Wprowadzenie tzw. punktów za pochodzenie było odpowiedzią na malejące wskaźniki uczestnictwa w studiach wyższych osób pochodzenia chłopskiego i robotniczego. Bezpośrednio po wojnie rzeczywiście wzrasta w szkołach wyższych liczba osób pochodzących z klas ludowych, choć nawet wtedy nie osiągają one zakładanego przez władzę celu. Po odwilży natomiast procesy te zaczynają hamować, wskaźniki spadają i w połowie lat 60. władze decydują się na wprowadzenie dość sztywnego rozwiązania punktowego. Z tym że należy pamiętać, że w tym samym systemie były punktowane też takie elementy, jak dobre oceny ze świadectwa szkolnego, pochodzenie klasowe nie było więc jedyną premiowaną „zaletą”. Agata Zysiak w książce „Punkty za pochodzenie” wskazuje, że efekty tych zmian były raczej pozorne, głównie dlatego, że selekcja dokonywała się na wcześniejszym poziomie, tzn. przy wyborze rodzaju szkoły ponadpodstawowej.

Jak wyglądała sytuacja kobiet, na ile miały szansę rzeczywistej emancypacji?

Musimy pamiętać, że o awansie należy myśleć w odniesieniu do najbardziej powszechnych trajektorii życiowych sprzed zmiany systemu. W porównaniu z sytuacją ich matek po wojnie kobiety z klasy robotniczej i chłopskiej miały dostęp do większych możliwości zawodowych i edukacyjnych i niewątpliwie wielu im żyło się lepiej. Procesy emancypacji przybierają po wojnie na sile, dochodzi do zmiany prawa rodzinnego, pojawia się możliwość rozwodów, a po roku 1956 znaczące rozszerzenie praw reprodukcyjnych. Bardzo rozbudowuje się sieć placówek opiekuńczych, co umożliwia kobietom podjęcie pracy zawodowej. Wyjazd do miasta oznaczał też dla młodych kobiet ze wsi uniezależnienie się od rodzin – w większości bardzo patriarchalnych. To coś, co wyraźnie pojawia się w pamiętnikach wiejskich kobiet, które badałam. Można uznać, że wiele z nich zostało „tylko” robotnicami, więc awans zamknął się w obrębie klasy ludowej, ale te wspomnienia pokazują niesamowity wzrost poczucia sprawczości, możliwości decydowania o własnym ciele, losie, za kogo wyjdzie się za mąż.

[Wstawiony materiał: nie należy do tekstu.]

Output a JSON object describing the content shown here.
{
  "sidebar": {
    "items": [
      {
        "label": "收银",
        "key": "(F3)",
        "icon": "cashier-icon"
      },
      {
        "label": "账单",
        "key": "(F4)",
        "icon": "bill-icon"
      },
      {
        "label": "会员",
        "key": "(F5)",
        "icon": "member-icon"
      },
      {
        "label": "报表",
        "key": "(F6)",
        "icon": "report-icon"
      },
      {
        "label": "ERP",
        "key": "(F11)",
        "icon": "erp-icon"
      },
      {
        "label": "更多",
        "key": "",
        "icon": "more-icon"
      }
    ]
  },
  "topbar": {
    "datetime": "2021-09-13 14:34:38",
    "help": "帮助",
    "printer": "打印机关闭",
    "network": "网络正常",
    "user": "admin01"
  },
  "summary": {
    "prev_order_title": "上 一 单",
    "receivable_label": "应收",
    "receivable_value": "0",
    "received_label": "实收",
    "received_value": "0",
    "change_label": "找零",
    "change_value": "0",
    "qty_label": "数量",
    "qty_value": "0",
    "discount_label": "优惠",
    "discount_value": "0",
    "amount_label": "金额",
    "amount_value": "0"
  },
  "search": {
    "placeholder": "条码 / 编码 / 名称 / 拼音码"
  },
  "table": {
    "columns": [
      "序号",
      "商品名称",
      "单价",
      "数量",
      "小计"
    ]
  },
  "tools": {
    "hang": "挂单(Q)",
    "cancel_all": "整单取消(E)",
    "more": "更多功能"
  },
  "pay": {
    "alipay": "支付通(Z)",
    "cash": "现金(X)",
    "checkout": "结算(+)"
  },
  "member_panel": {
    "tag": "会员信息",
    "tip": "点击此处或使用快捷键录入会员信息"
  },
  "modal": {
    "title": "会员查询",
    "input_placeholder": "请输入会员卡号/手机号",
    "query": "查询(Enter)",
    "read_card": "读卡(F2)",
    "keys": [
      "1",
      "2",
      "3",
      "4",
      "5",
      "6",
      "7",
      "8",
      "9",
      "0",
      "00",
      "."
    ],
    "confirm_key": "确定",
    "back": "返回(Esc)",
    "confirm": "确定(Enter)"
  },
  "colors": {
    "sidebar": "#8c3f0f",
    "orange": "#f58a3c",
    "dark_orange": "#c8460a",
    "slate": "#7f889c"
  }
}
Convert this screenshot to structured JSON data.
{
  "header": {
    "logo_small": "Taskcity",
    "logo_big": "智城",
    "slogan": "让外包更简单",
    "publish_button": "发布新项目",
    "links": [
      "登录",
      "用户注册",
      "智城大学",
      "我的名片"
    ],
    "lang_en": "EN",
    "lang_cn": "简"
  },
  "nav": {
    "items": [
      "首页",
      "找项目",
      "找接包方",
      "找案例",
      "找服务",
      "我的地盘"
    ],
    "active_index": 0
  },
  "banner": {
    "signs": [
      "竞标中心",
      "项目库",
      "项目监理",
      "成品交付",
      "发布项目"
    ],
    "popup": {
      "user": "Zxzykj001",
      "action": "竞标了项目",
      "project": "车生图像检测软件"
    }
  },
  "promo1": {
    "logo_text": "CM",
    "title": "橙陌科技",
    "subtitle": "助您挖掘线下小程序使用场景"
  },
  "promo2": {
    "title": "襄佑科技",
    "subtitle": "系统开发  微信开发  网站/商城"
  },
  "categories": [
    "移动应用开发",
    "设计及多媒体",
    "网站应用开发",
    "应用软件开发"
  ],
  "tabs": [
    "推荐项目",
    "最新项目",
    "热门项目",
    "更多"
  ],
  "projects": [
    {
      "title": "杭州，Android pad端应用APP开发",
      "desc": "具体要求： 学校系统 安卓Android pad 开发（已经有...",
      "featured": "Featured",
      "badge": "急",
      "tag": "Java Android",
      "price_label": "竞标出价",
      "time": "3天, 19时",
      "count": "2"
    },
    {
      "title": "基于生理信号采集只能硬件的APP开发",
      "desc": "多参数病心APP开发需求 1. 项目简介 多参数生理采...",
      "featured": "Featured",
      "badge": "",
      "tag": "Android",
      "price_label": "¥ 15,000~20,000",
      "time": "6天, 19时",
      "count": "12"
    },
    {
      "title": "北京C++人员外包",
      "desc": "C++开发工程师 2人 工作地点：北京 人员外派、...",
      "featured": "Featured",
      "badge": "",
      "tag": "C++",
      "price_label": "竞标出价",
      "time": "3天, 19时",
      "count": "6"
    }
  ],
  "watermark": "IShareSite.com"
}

Ale dyrektorami nadal byli mężczyźni.

To prawda. Awanse kobiet z klas ludowych – nawet jeśli udało im się dołączyć do inteligencji – charakteryzowały się krótszymi zakresami. Badania socjologiczne z epoki pokazują, że na wysokich stanowiskach partyjnych czy dyrektorskich prawie nie było kobiet. Podobnie jak w przypadku wskaźników uczestnictwa dzieci z klas ludowych na studiach również liczba kobiet w gronach decyzyjnych rośnie po wojnie, po czym zaczyna spadać po 1956 r., kiedy wiele działaczek zostaje odsuniętych od władzy na fali zmian politycznych. Jednak krótszy zakres kobiecych awansów wynikał również z tego, co nazywamy podwójnym etatem, czyli pracą opiekuńczą i związaną z prowadzeniem domu. Dochodzi do pewnych negocjacji w tym zakresie, ale jednak cały czas większość obowiązków domowych spada na kobiety, wobec czego oczekuje się, że w pewnym momencie zrezygnują z kariery albo będą łączyć obydwie sfery, co oczywiście spowalnia ich rozwój zawodowy.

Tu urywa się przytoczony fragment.